The only case Basic Resources cites in its motions, other than In re Fowler, is Associated Vendors, Inc. v. Oakland Meat Co., 210 Cal. App. 2d 825 (1962). Aside from quoting a long paragraph identifying factors relevant to an alter-ego analysis, Basic Resources cites Associated Vendors for the proposition that "a determination to disregard corporate existence and find alter ego for purposes of liability is a fact-intensive analysis for the trier of fact, and not a question of law." Mot. for Recons. 4 (citing Associated Vendors, 210 Cal. App. 2d at 837). Basic Resources does not explain the relevance of this contention, and the section cited addresses only the appellate standard of review applicable to a trial court's determination that the corporate entity be disregarded. See Associated Vendors, 210 Cal. App. 2d at 837 (stating that such a determination "will not be disturbed if it be supported by substantial evidence"). Basic Resources falls short of demonstrating clear error or that reconsideration is otherwise warranted.

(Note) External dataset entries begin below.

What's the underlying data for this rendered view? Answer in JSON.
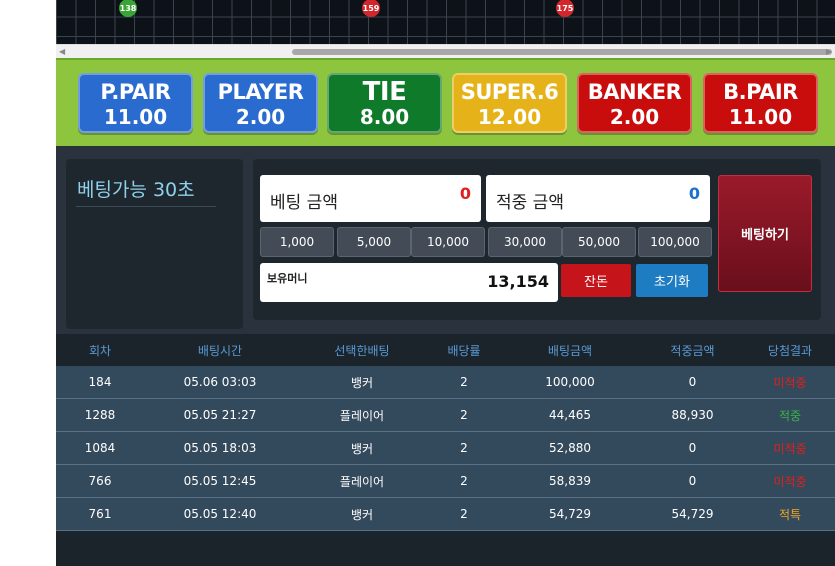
{
  "road": {
    "beads": [
      {
        "num": "138",
        "color": "green"
      },
      {
        "num": "159",
        "color": "red"
      },
      {
        "num": "175",
        "color": "red"
      }
    ]
  },
  "bets": [
    {
      "name": "P.PAIR",
      "odds": "11.00",
      "style": "blue"
    },
    {
      "name": "PLAYER",
      "odds": "2.00",
      "style": "blue"
    },
    {
      "name": "TIE",
      "odds": "8.00",
      "style": "green"
    },
    {
      "name": "SUPER.6",
      "odds": "12.00",
      "style": "yellow"
    },
    {
      "name": "BANKER",
      "odds": "2.00",
      "style": "red"
    },
    {
      "name": "B.PAIR",
      "odds": "11.00",
      "style": "red"
    }
  ],
  "timer": {
    "text": "베팅가능 30초"
  },
  "bet_amount": {
    "label": "베팅 금액",
    "value": "0"
  },
  "win_amount": {
    "label": "적중 금액",
    "value": "0"
  },
  "chips": [
    "1,000",
    "5,000",
    "10,000",
    "30,000",
    "50,000",
    "100,000"
  ],
  "money": {
    "label": "보유머니",
    "value": "13,154"
  },
  "buttons": {
    "change": "잔돈",
    "reset": "초기화",
    "place": "베팅하기"
  },
  "colors": {
    "accent_green": "#8dc53e",
    "win": "#39b54a",
    "lose": "#e0201c",
    "hit": "#f5a623"
  },
  "table": {
    "headers": [
      "회차",
      "배팅시간",
      "선택한배팅",
      "배당률",
      "배팅금액",
      "적중금액",
      "당첨결과"
    ],
    "rows": [
      {
        "round": "184",
        "time": "05.06 03:03",
        "pick": "뱅커",
        "odds": "2",
        "amount": "100,000",
        "win": "0",
        "result": "미적중",
        "rc": "#e0201c"
      },
      {
        "round": "1288",
        "time": "05.05 21:27",
        "pick": "플레이어",
        "odds": "2",
        "amount": "44,465",
        "win": "88,930",
        "result": "적중",
        "rc": "#39b54a"
      },
      {
        "round": "1084",
        "time": "05.05 18:03",
        "pick": "뱅커",
        "odds": "2",
        "amount": "52,880",
        "win": "0",
        "result": "미적중",
        "rc": "#e0201c"
      },
      {
        "round": "766",
        "time": "05.05 12:45",
        "pick": "플레이어",
        "odds": "2",
        "amount": "58,839",
        "win": "0",
        "result": "미적중",
        "rc": "#e0201c"
      },
      {
        "round": "761",
        "time": "05.05 12:40",
        "pick": "뱅커",
        "odds": "2",
        "amount": "54,729",
        "win": "54,729",
        "result": "적특",
        "rc": "#f5a623"
      }
    ]
  }
}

Basic Resources requests as an alternative to reconsideration that the court "clarify" its order to limit its applicability to only "whether the parties should be required to arbitrate their dispute" and not to "the merits of alter ego at trial." Mot. for Recons. 3. Basic Resources provides no authority to support the notion that entities can be considered alter egos for some purposes and not for others. Basic Resources has not shown that any clarification of the court's prior order is warranted.
III. CONCLUSION
For the reasons provided above, the court DENIES Basic Resource's Motion for Reconsideration. ECF No. 68.
IT IS SO ORDERED. DATED: August 9, 2017.